Sunday, June 15, 2008

2003 ALCS Game 7- Non, Je Ne Regrette Rien

From the Archive: October 17, 2003:

[After Game 7 ALCS v. Yankees; Sox lose series 4-3, after blowing a 5-2 lead in the 8th inning, and eventually losing in the 11th on an Aaron Boone home run.]

Well, things don't always go as planned. Or in some cases, things are planned to go the way you don't want.

But you know, I'm lucky. Because for 7 1/3 innings, I owned that fucking place. Yankee stadium. Or at least the vicinity around the top tier, section B, row N, seat number 9. For 7 1/3, I got to see the look on those stupid fucking Yankees' fans faces. I screamed at the top of my lungs. I abused them. And they couldn't do anything.

Sure, I was hit in the head and drenched with a few beers. Yes, I was pegged with a bunch of peanuts. But none of those assholes could even own up. After Pedro breezed through another inning, and having grown tired of the mocking "we want Pedro" chant, I switched it up to "throw more beer!, throw more beer!". Did anyone do so? No. Of course not. Because the Yankee fans are cowards. I don't know who threw those beers. But they knew who I was. I was the guy who for 7 1/3 innings owned that fucking place. I was the one with the balls to put myself on the line, because I've suffered, and I was earning that victory.

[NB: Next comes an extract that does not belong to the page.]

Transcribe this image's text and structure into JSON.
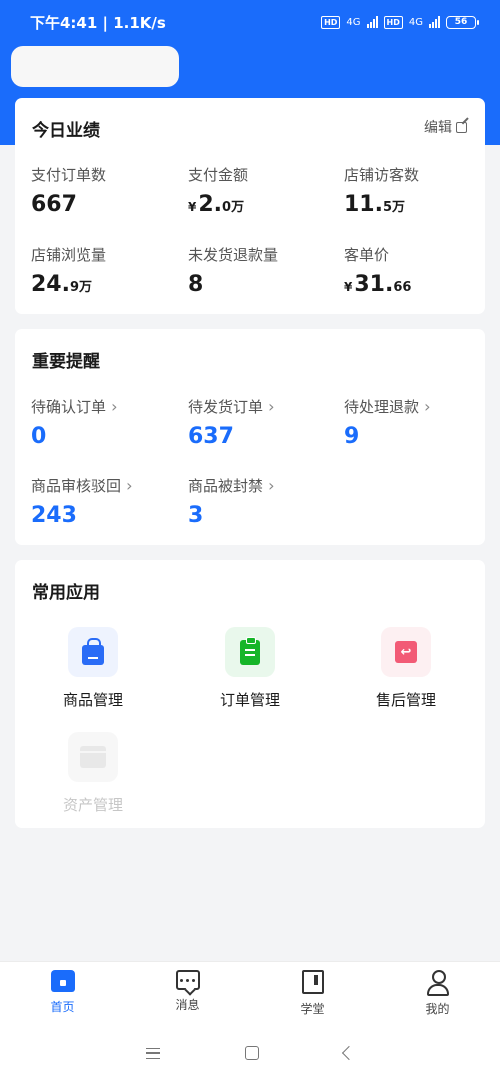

Every time Soriano waved at another pitch, I hollered "overrated" over and over again. Jeter whiffs "hey, nice cut, Mr. November." Giambi pops out; "you need the deodorant ads, because you stink!" After starting another "lets go red sox" chant, an infuriated Sopranos looking Yankee fan offered for me to come down and fight him. I've never so casually nodded no and given the finger at the same time. His buddy did a nice job of restraining him. I don't know what stopped the other bunch of guys who offered to fight me. Probably being pussies, I guess.

My throat is sore, and my head hurts, and there is beer in my hair and clothes. But for 7 1/3, it was euphoric. There was nothing better. I was in their house pissing on their rug and they just had to shut the fuck up.

And yes, I did notice that we lost. But if we had won, it wouldn't have lasted forever. Maybe the Yankees would have won next year. This way it didn't last a year, but for those 7 1/3 innings, I was the winner. They were the losers. I stood up at Yankee stadium and yelled at the top of my lungs for 2 hours. I told Roger to get his fat ass in a rocking chair, and for Bernie to join him. I told Bernie that it was odd that he could be both washed up, and stink (although few got that one.) I got to call the Yankee fans sore losers, and the fucking pussies wouldn't even admit who threw beer and peanuts. (I guess when you drop out of school in 9th grade you miss out on the spitball phase.)

The damn Yankees fans don't suffer. They don't earn what they get, and they don't deserve it. So I made goddam fucking sure that they suffered as much as possible. In the end, we didn't win, but I'm used to that. We never win. But I knew that for those 7 1/3 innings, all those suckers who paid all that money to be at the game, well, I was making their lives a living fucking hell. I made damn sure that every Yankee fan within earshot, and boy do I have a loud voice, was regretting that they got off their fat asses in the first place to come to that game.

I'm sure by now they've forgotten all about me. But I won't forget the look on their faces. The anger. The rage, all directed at me, the guy who was getting what he earned, but what those assholes thought was theirs for no fucking reason at all. So fuck them. I know that I ruined their fucking night, at least for a couple of hours. And sure, I can get a kick out of responding to "Pedro sucks" chants with "he makes 17 million dollars. So what does that make you?", but it doesn't normally affect anyone. But tonight, for those 7 1/3, those fucking Yankee fans, well, they truly sucked.

So for those of you who weren't there, I'm sorry that you couldn't experience at least the fleeting sensation of triumph in the midst of all those stupid fuckers. But frankly, I don't want to tell you about what it was like leaving the stadium, or pushing through a crowd to find the subway, and all that. This I could have done without.

But that's all a bad dream. The reality, well, were those 7 1/3 innings, when the Red Sox were champions, and I was there.

Everything was beautiful, and nothing hurt.


3PO said...

That's a charming solipsistic story. Just imagine: if it was little league, you would have won the game! Congratu-almost-lations. They play nine innings in the pros, however. Alas, reality's a bitch.

Soxlosophy said...

thanks 3po- you know, some of my best friends are solipsists... if it wasn't for solipsism, i wouldn't have no luck at all. thanks for reading.